Today we celebrate the birthday of composer Amy Marcy Cheney Beach, born on this day in 1867. She grew up in New England, then settled in Boston. She was the first significant woman composer in this country, but began her career as a concert pianist in 1883. Only two years later she married Dr. H.H.A. Beach (24 years older than she), and agreed to limit her public performances to one per year, for charity. She turned to composition (a more ladylike pastime, in the doctor's opinion) and became very successful before long, publishing her works under the name of Mrs. H.H.A. Beach.
Her larger works include a symphony, the chamber opera Cabildo, the Mass in E Flat, and several extended choral works. She also wrote many art songs and chamber music pieces, as well as a number of anthems (six of them are available at the Sibley Music Library site). For many years she lived in New England in the summer, and New York City in the winter, where she became an unofficial composer-in-residence at St. Bartholomew's Episcopal Church on Park Avenue.
A comprehensive biography, Amy Beach, Passionate Victorian by Adrienne Fried Block was published in 1998. Having sung some of her music, I was interested to read it, and discovered that she wrote one hymn tune, called NORWOOD, which was published in one hymnal, Worship in Song (1943 or 1941 - references differ). The tune was used for the hymn O God of love, O King of peace by Henry Williams Baker.

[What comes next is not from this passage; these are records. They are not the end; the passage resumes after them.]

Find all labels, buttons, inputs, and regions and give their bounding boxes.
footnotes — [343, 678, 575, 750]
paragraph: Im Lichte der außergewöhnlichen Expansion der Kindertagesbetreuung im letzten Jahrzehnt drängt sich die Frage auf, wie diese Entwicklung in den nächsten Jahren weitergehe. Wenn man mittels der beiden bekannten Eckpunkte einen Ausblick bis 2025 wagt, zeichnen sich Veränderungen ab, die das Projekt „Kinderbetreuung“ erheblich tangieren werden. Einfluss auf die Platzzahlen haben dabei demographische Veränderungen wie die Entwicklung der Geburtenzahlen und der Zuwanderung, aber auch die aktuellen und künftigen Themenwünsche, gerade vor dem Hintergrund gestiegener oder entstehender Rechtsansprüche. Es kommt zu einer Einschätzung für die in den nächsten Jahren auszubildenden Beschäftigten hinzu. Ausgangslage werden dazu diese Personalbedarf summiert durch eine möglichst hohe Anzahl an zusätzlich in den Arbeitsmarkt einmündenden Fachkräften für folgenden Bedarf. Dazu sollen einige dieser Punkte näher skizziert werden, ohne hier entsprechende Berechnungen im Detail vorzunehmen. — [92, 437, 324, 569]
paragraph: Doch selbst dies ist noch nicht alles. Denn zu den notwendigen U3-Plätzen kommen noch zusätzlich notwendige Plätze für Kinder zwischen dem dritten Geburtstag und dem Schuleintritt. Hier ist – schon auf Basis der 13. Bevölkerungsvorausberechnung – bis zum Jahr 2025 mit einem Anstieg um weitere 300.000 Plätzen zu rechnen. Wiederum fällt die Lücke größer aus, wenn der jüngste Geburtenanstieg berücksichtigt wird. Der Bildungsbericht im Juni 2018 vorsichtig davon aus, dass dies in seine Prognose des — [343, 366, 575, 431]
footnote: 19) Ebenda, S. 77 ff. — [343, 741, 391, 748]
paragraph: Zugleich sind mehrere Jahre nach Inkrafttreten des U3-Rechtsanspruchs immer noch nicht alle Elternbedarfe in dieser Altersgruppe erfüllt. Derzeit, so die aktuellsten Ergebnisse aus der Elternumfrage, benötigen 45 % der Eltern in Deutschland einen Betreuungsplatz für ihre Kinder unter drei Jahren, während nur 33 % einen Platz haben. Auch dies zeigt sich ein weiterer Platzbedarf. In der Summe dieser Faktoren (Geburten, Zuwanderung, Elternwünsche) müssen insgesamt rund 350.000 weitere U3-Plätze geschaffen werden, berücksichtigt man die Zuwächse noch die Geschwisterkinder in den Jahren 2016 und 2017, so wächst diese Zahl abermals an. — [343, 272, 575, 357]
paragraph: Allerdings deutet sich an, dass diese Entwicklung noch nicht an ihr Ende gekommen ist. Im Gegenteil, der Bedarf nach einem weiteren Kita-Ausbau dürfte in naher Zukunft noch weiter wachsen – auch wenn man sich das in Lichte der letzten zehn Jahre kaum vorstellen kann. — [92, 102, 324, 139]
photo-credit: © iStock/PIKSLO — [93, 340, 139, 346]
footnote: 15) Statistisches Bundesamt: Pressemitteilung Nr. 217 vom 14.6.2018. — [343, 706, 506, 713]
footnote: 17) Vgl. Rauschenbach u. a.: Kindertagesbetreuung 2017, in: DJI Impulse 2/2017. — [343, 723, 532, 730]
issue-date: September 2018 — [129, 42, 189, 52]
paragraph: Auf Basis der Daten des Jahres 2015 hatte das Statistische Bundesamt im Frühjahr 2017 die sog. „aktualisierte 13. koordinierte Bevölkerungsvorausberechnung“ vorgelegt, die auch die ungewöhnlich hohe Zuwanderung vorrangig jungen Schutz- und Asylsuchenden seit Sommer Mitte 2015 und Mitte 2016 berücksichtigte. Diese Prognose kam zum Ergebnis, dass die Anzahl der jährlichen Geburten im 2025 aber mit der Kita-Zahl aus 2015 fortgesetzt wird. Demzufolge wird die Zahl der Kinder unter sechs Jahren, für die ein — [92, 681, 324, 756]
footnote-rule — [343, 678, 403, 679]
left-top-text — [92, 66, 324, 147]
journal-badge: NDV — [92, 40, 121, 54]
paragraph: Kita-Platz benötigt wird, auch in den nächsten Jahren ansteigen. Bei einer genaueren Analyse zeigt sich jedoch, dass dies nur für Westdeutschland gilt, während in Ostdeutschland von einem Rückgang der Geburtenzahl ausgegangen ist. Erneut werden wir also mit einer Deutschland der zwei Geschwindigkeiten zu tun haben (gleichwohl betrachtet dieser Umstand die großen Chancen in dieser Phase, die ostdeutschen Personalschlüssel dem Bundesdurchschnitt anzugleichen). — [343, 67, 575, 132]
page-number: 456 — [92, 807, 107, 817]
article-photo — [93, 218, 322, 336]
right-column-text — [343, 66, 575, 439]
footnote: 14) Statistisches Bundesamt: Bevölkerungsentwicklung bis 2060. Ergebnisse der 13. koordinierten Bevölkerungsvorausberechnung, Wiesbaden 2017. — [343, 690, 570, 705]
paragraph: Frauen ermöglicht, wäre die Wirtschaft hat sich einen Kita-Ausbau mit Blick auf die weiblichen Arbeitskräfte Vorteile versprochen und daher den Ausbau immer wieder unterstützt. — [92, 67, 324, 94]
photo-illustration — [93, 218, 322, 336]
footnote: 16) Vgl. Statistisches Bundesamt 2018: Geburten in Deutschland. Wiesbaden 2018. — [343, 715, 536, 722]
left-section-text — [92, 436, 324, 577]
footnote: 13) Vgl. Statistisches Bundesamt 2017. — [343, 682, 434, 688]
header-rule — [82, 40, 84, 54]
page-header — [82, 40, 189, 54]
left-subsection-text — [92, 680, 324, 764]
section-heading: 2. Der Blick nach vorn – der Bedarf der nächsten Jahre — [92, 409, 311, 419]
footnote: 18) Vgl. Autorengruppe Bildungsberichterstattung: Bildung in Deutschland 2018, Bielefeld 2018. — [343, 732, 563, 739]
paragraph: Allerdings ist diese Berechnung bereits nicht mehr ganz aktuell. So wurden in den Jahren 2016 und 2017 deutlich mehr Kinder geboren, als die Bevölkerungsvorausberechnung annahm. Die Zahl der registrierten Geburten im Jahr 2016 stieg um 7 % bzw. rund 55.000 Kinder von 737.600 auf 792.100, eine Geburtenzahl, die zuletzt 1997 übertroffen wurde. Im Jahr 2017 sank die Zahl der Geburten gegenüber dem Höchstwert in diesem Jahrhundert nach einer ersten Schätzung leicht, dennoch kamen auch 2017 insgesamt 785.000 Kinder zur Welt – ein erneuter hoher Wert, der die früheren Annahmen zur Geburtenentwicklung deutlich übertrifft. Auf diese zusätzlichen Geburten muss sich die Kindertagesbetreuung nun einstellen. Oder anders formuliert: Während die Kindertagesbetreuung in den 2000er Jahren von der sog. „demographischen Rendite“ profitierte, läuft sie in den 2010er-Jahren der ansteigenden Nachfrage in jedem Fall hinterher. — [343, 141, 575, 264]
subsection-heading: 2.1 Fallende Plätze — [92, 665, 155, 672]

But I also discovered a footnote that referred to two "sketches" she sold to the editor of that hymnal some years earlier. A little detective work uncovered The Hymnal for Boys and Girls, published in 1935, which contains two more childen's hymns with tunes attributed to Beach: PETERBOROUGH and ST. BARTHOLOMEW'S (naturally). This was somewhat exciting, because the biographer had apparently not uncovered these tunes (they were not listed with Beach's other work) I suppose "sketches" is a bit vague, but I'd guess that she at least supplied the tunes, if not the full arrangements. I also had several pieces of service music by Beach published in an Episcopal collection from the early 1940s which were not listed in the biography either. By now I'd guess that they've aleady been uncovered by the biographer for a maybe-someday revised edition.
Unfortunately, all three hymn tunes are still under copyright and not available for us to hear. Worship and Song, in fact, is quite difficult to locate. I couldn't turn up any performances of her choral music online either (though some is available on CD). Someone should definitely put up their rendition of Peace I leave with you (a short but effective anthem). But here's a piano piece, Scottish Legend, from YouTube, which also includes some opening remarks about Beach.
Also, you can watch operatic tenor Jussi Bjoerling perform one of Beach's art songs, Ah, Love, but a day. I think this is from one of the Voice of Firestone programs from the 1950s. It seems a little over-the-top by modern standards, but it may actually be closer to the performance practice of Amy Beach's time.
3 comments:
Who published the 1943 Worship in Song? That's one of those ubiquitously recurrent hymnal titles; it's the title, for instance, both of the 1996 Quaker hymnal and of a generation-older nondenominational hymnal referred to in the prefatory matter of the 2008 Baptist Hymnal.
Thanks for the information on this gifted lady.
Leland aka Haruo
Both hymnals were published by Appleton-Century, generally known in later years as a textbook publisher. Beach was friends with editor Caroline Bird Parker (they lived in the same NYC apartment building).
The Worship in Song that most often turns up in online searches is published by Lillenas in the 70s (probably the second one you mention).
Yes, I had a terrible time trying to weed out the earlier WiS's in an effort to find a cheap used copy of the 1996 Friends' hymnal; I finally broke down and ordered a new one from the Hymn Society book service (I consider $28 pretty steep for a hymnal), and now I wish I had extra copies to farm out or stuff stockings! Imagine a hymnal with Lennon's "Imagine" (there's no heaven...) in it! Not to mention "The Rose", "Give yourself to love", "Now is the cool of the day", "Last night I had the strangest dream", "War Department", "God who is father, mother, guard and stay" (to National Hymn, yet!), "Paul and Silas, bound in jail"... yet also lots of intriguing inclusivizations of things like "All people that on earth do dwell" and "Once to every soul and nation", unretouched classics from "Great is thy faithfulness" to one verse of "This joyful Eastertide", several shapenote pieces (one with the actual fasola notation), pieces by Billings, "Rise up shepherd" with the "leave your sheep" section, several other unique Christmas pieces... yet (alas!) only 335 pieces in toto. Plus a 32-page hymnal companion section in the back with notes on every song. And all this from a denomination many of whom don't sing in church*! ;-) ;-( ;-\ But I digress, I'm afraid, far from Amy. The (Michael?) Joseph Smith "Scottish Legend" was fun listening. Haven't tried the tenor yet.